ティエリーは革命前夜の1967年『記憶のためのマリー』に出演後に、ザンジバールのメンバーであるオリヴィエ・モセットやセルジュ・バールに知り合ったことで、このグループの始まりを告げる『Destruisez-vous』に参加し、彼らとともにモロッコに旅立つ。一方で五月革命を経てから、フィリップとの交流は途絶えてしまったという。その当時のフィリップはニコとともにドラッグに溺れ、モーリスとも距離をとっていた時期だった。

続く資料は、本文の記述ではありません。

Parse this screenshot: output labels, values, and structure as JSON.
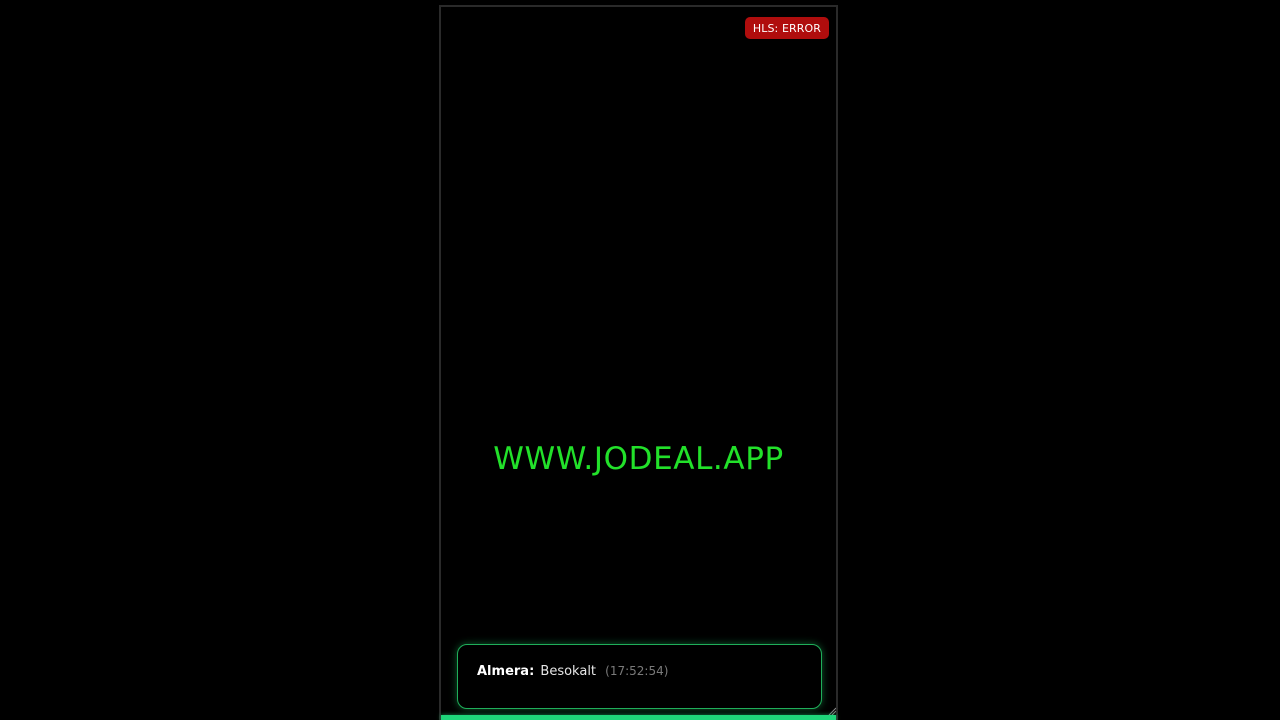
{
  "player": {
    "status_badge": "HLS: ERROR",
    "status_color": "#b00d0d",
    "watermark": "WWW.JODEAL.APP",
    "watermark_color": "#22e12a",
    "progress_fraction": 1.0,
    "progress_color": "#1fd67a"
  },
  "chat": {
    "messages": [
      {
        "user": "Almera:",
        "text": "Besokalt",
        "time": "(17:52:54)"
      }
    ]
  },
  "icons": {
    "resize": "resize-grip-icon"
  }
}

1969年、当時のORTFの責任者であった作曲家ピエール・シェフェールの手引きでティエリーはアーカイヴ部門に配属され、74年からはL'INA(フランス国立視聴覚研究所)でアニエス・ヴァルダの『Daguerreotypes』やシャンタル・アケルマンの『New from Home』の製作アシスタントになり、本格的にプロデューサーとしての仕事を開始する。1987年にはARTEの前身である「La Sept」局に入り、1973年以降には製作が中断されていたジャニーヌ・バザン、アンドレ・S・ラバルトによる「我々の時代の映画作家シリーズ」の再開に寄与し、その後はクリス・マルケル『フクロウの遺産(L'Héritage de la chouette )』や、イェルバン・ジャニキアン&アンジェラ・リッチ・ルッキ、ヴィターリー・カネフスキー、シャンタル・アケルマンなどの製作を次々と手がけ、1989年にはフィリップ・ガレルのほぼ唯一のドキュメンタリー作品である『芸術省』の製作の援助も行った。
定年までARTEに務めたのちに、ティエリーはパリを離れた。現在はバンクーバーを拠点にドキュメンタリー映画祭のプログラミングを手掛けるほか、フリーランスのアソシエイト・プロデューサーとして活動しているという。